Performance comparison on classification and regression tasks across three large-scale datasets. The best results are shown in bold and the second best are underlined. TABLeT shows strong against baselines despite using only 27 tokens per frame.
| Method | UKB Sex | UKB Age | ADHD Diagnosis | ||||||
|---|---|---|---|---|---|---|---|---|---|
| ACC | AUC | F1 | MSE | MAE | ρ | ACC | AUC | F1 | |
| XGBoost | 84.1 | 0.916 | 0.830 | 0.698 | 0.686 | 0.553 | 62.3 | 0.650 | 0.555 |
| BrainNetCNN | 91.7 | 0.969 | 0.912 | 0.597 | 0.618 | 0.647 | 59.2 | 0.640 | 0.545 |
| BNT | 92.4 | 0.980 | 0.919 | 0.540 | 0.588 | 0.685 | 63.6 | 0.677 | 0.624 |
| meanMLP | 87.7 | 0.949 | 0.919 | 0.672 | 0.662 | 0.586 | 56.8 | 0.617 | 0.532 |
| Brain-JEPA† | 86.8 | 0.943 | 0.862 | 0.688 | 0.669 | 0.574 | – | – | – |
| TFF (T=20) | 98.3 | 0.998 | 0.982 | 0.440 | 0.525 | 0.760 | 63.3 | 0.700 | 0.608 |
| SwiFT (T=20) | 97.4 | 0.998 | 0.972 | 0.366 | 0.480 | 0.800 | 63.3 | 0.693 | 0.623 |
| SwiFT (T=50) | 98.1 | 0.999 | 0.980 | 0.364 | 0.477 | 0.802 | 63.9 | 0.701 | 0.627 |
| TABLeT (T=256) | 97.7 | 0.998 | 0.976 | 0.340 | 0.466 | 0.814 | 65.8 | 0.729 | 0.630 |
†Since the ADHD-200 dataset contains fMRI data with varying repetition time (TR) values and fewer than 160 frames, the default Brain-JEPA model was not applicable.
| Method | Sex | Age | Intelligence | ||||||
|---|---|---|---|---|---|---|---|---|---|
| ACC | AUC | F1 | MSE | MAE | ρ | MSE | MAE | ρ | |
| XGBoost | 82.2 | 0.890 | 0.837 | 0.859 | 0.769 | 0.296 | 0.908 | 0.779 | 0.292 |
| BrainNetCNN | 86.3 | 0.937 | 0.866 | 0.847 | 0.749 | 0.372 | 0.967 | 0.788 | 0.286 |
| BNT | 86.3 | 0.935 | 0.872 | 0.794 | 0.719 | 0.444 | 0.920 | 0.778 | 0.318 |
| meanMLP | 84.5 | 0.915 | 0.855 | 0.846 | 0.751 | 0.370 | 0.887 | 0.767 | 0.340 |
| Brain-JEPA | 73.9 | 0.809 | 0.761 | 0.814 | 0.746 | 0.369 | 0.959 | 0.799 | 0.171 |
| TFF (T=20) | 88.1 | 0.937 | 0.892 | 0.888 | 0.779 | 0.246 | 0.898 | 0.767 | 0.312 |
| SwiFT (T=20) | 93.1 | 0.978 | 0.937 | 0.776 | 0.719 | 0.450 | 0.940 | 0.782 | 0.297 |
| SwiFT (T=50) | 92.2 | 0.972 | 0.929 | 0.764 | 0.699 | 0.460 | 0.865 | 0.758 | 0.354 |
| TABLeT (T=256) | 93.8 | 0.987 | 0.943 | 0.773 | 0.705 | 0.473 | 0.835 | 0.741 | 0.392 |
We compare the memory and computational efficiency of TABLeT and SwiFT on a single GPU. SwiFT can only run up to T=50 before running out of memory. At T=50, TABLeT is 7.33x more memory efficient and 3.80x faster in training time. With a similar memory budget (~30GB), the temporal window can be extended nearly tenfold: from T=40 for SwiFT to T=384 for TABLeT.

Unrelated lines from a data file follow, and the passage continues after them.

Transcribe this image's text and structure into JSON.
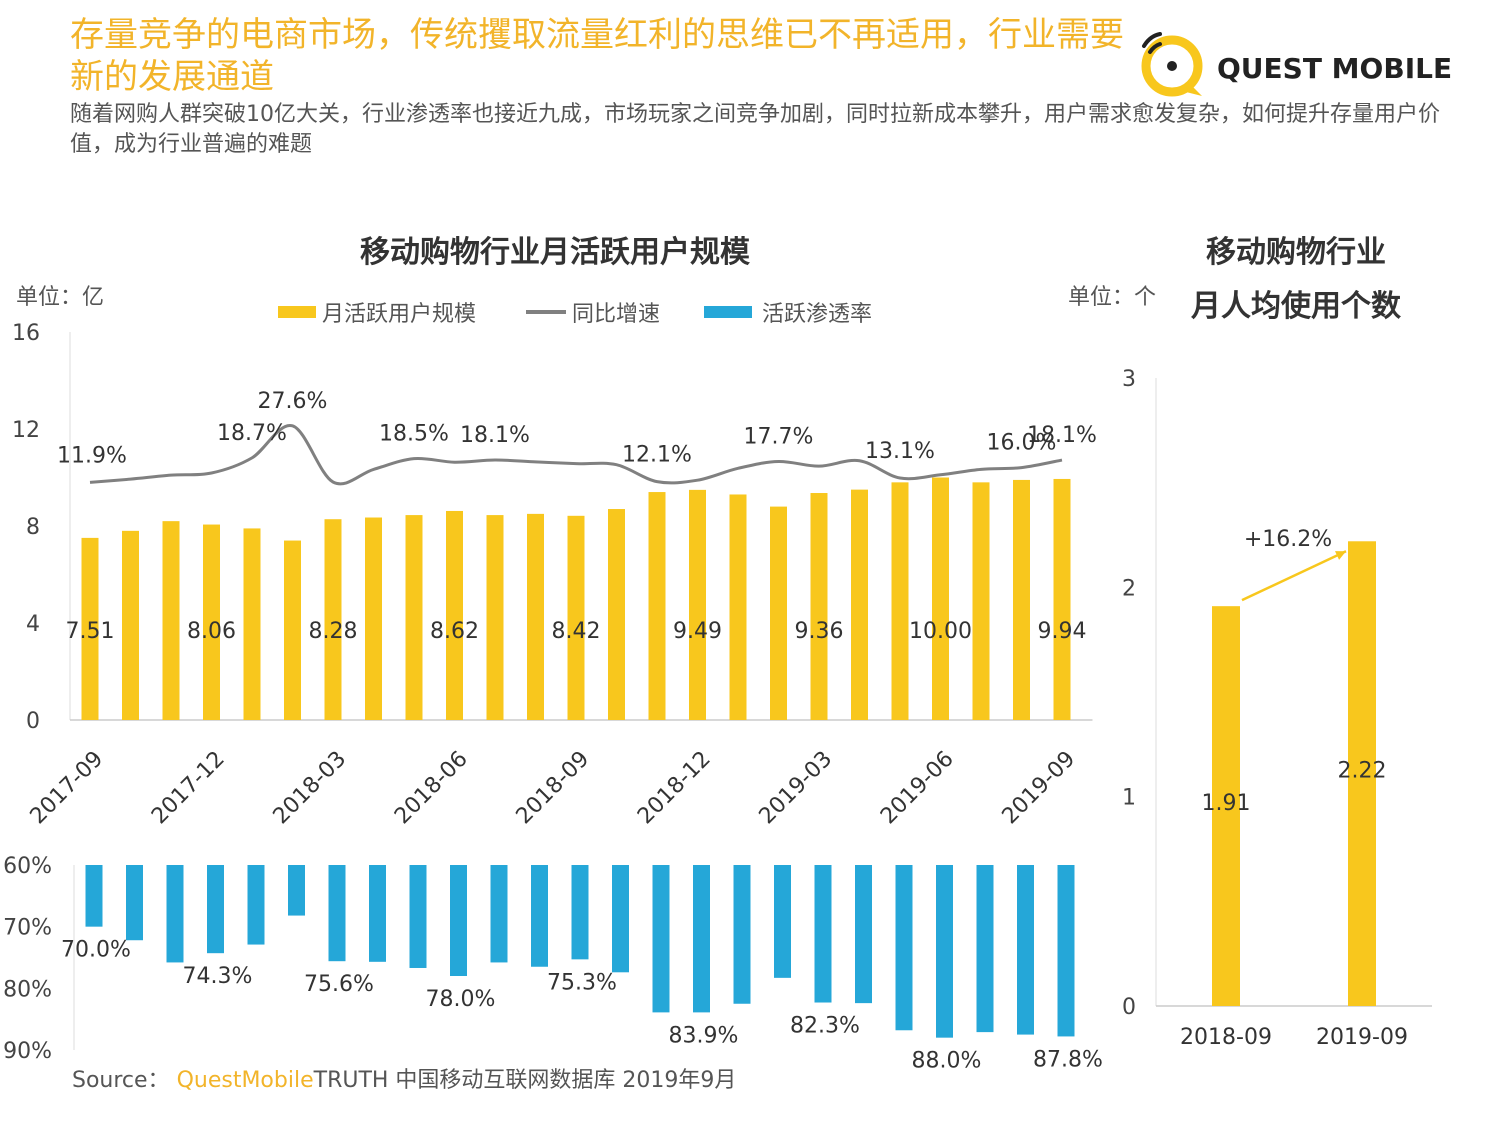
{
  "header": {
    "title": "存量竞争的电商市场，传统攫取流量红利的思维已不再适用，行业需要新的发展通道",
    "subtitle": "随着网购人群突破10亿大关，行业渗透率也接近九成，市场玩家之间竞争加剧，同时拉新成本攀升，用户需求愈发复杂，如何提升存量用户价值，成为行业普遍的难题",
    "logo_text": "QUEST MOBILE"
  },
  "source": {
    "label": "Source：",
    "brand": "QuestMobile",
    "text": "TRUTH 中国移动互联网数据库 2019年9月"
  },
  "colors": {
    "yellow": "#f8c71d",
    "gray": "#808080",
    "blue": "#25a7d8",
    "title_orange": "#f2b42a"
  },
  "chart_data": [
    {
      "type": "bar",
      "title": "移动购物行业月活跃用户规模",
      "unit_label": "单位：亿",
      "legend": [
        "月活跃用户规模",
        "同比增速",
        "活跃渗透率"
      ],
      "legend_position": "top",
      "x_tick_labels": [
        "2017-09",
        "2017-12",
        "2018-03",
        "2018-06",
        "2018-09",
        "2018-12",
        "2019-03",
        "2019-06",
        "2019-09"
      ],
      "y_ticks": [
        "0",
        "4",
        "8",
        "12",
        "16"
      ],
      "ylim": [
        0,
        16
      ],
      "series": [
        {
          "name": "月活跃用户规模",
          "type": "bar",
          "values": [
            7.51,
            7.8,
            8.2,
            8.06,
            7.9,
            7.4,
            8.28,
            8.35,
            8.45,
            8.62,
            8.45,
            8.5,
            8.42,
            8.7,
            9.4,
            9.49,
            9.3,
            8.8,
            9.36,
            9.5,
            9.8,
            10.0,
            9.8,
            9.9,
            9.94
          ],
          "labels": [
            "7.51",
            "",
            "",
            "8.06",
            "",
            "",
            "8.28",
            "",
            "",
            "8.62",
            "",
            "",
            "8.42",
            "",
            "",
            "9.49",
            "",
            "",
            "9.36",
            "",
            "",
            "10.00",
            "",
            "",
            "9.94"
          ]
        },
        {
          "name": "同比增速",
          "type": "line",
          "values": [
            11.9,
            12.8,
            13.9,
            14.5,
            18.7,
            27.6,
            12.0,
            15.5,
            18.5,
            17.5,
            18.1,
            17.6,
            17.1,
            16.8,
            12.1,
            12.5,
            15.8,
            17.7,
            16.4,
            17.9,
            13.1,
            14.0,
            15.5,
            16.0,
            18.1
          ],
          "labels": [
            "11.9%",
            "",
            "",
            "",
            "18.7%",
            "27.6%",
            "",
            "",
            "18.5%",
            "",
            "18.1%",
            "",
            "",
            "",
            "12.1%",
            "",
            "",
            "17.7%",
            "",
            "",
            "13.1%",
            "",
            "",
            "16.0%",
            "18.1%"
          ]
        },
        {
          "name": "活跃渗透率",
          "type": "bar",
          "values": [
            70.0,
            72.2,
            75.8,
            74.3,
            72.9,
            68.2,
            75.6,
            75.7,
            76.7,
            78.0,
            75.8,
            76.5,
            75.3,
            77.4,
            83.9,
            83.9,
            82.5,
            78.3,
            82.3,
            82.4,
            86.8,
            88.0,
            87.1,
            87.5,
            87.8
          ],
          "labels": [
            "70.0%",
            "",
            "",
            "74.3%",
            "",
            "",
            "75.6%",
            "",
            "",
            "78.0%",
            "",
            "",
            "75.3%",
            "",
            "",
            "83.9%",
            "",
            "",
            "82.3%",
            "",
            "",
            "88.0%",
            "",
            "",
            "87.8%"
          ]
        }
      ],
      "penetration_axis": {
        "ticks": [
          "60%",
          "70%",
          "80%",
          "90%"
        ],
        "range": [
          60,
          90
        ],
        "inverted": true
      }
    },
    {
      "type": "bar",
      "title_line1": "移动购物行业",
      "title_line2": "月人均使用个数",
      "unit_label": "单位：个",
      "categories": [
        "2018-09",
        "2019-09"
      ],
      "values": [
        1.91,
        2.22
      ],
      "labels": [
        "1.91",
        "2.22"
      ],
      "y_ticks": [
        "0",
        "1",
        "2",
        "3"
      ],
      "ylim": [
        0,
        3
      ],
      "annotation": "+16.2%"
    }
  ]
}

(a) Peak memory allocation
(b) Training time per epoch
A key finding of our work is that an off-the-shelf 2D DCAE pre-trained on natural images performs comparably, or even better than a 3D DCAE trained directly on fMRI data in terms of both reconstruction quality (information preservation) and downstream task performance.

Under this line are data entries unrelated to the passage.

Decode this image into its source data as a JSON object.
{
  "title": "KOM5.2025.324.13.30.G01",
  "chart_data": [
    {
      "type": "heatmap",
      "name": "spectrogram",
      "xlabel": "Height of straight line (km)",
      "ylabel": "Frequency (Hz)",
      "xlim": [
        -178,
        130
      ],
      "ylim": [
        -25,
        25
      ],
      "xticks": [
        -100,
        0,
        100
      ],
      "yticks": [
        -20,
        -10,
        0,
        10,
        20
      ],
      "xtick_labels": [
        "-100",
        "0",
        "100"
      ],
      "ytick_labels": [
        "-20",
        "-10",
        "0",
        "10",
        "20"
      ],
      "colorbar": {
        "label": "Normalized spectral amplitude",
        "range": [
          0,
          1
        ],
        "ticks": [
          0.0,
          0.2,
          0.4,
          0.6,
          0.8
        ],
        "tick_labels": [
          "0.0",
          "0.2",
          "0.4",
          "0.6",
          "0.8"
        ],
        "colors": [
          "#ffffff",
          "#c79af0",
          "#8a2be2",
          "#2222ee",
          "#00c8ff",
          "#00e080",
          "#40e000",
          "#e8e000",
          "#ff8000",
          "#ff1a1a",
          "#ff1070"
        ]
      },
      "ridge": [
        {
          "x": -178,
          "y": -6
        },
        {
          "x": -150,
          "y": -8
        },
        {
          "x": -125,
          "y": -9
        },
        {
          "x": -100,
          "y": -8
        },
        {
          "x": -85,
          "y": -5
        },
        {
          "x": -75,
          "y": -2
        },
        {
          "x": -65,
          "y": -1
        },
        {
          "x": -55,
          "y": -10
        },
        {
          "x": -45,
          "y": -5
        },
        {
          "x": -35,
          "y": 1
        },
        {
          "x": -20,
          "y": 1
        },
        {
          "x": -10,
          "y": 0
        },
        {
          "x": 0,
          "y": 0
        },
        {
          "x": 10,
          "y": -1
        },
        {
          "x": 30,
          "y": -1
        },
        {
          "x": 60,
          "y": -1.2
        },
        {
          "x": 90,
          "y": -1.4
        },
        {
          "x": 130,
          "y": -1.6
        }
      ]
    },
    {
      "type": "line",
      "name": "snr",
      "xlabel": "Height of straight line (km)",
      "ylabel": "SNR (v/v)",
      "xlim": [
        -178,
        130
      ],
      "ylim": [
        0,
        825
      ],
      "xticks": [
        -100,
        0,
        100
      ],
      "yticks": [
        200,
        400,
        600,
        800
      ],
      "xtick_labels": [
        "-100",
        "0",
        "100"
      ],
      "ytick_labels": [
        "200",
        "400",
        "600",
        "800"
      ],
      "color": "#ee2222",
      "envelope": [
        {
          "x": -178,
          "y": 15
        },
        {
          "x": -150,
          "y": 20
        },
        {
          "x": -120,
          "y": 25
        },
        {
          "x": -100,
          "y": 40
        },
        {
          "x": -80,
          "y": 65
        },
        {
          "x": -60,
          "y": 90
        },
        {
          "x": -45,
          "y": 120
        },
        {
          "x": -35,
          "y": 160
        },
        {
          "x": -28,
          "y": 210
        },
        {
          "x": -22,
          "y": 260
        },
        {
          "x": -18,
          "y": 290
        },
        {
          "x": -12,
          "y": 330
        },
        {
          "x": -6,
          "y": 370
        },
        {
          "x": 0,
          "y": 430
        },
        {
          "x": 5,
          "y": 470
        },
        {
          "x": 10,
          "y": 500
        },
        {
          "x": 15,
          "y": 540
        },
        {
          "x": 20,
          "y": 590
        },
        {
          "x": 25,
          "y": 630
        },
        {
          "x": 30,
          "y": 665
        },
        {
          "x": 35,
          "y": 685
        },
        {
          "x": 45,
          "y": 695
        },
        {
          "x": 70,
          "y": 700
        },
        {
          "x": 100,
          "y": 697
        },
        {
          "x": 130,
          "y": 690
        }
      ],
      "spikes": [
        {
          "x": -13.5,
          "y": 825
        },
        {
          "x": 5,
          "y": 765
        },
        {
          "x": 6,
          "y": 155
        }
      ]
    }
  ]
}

This suggests that a 2D DCAE, pre-trained on massive, diverse natural image datasets, learns highly robust and general-purpose low-level feature extractors that generalize well to medical images without any domain-specific fine-tuning. That is why we chose to use the off-the-shelf 2D DCAE for tokenization in TABLeT, instead of training a custom 3D DCAE on fMRI data.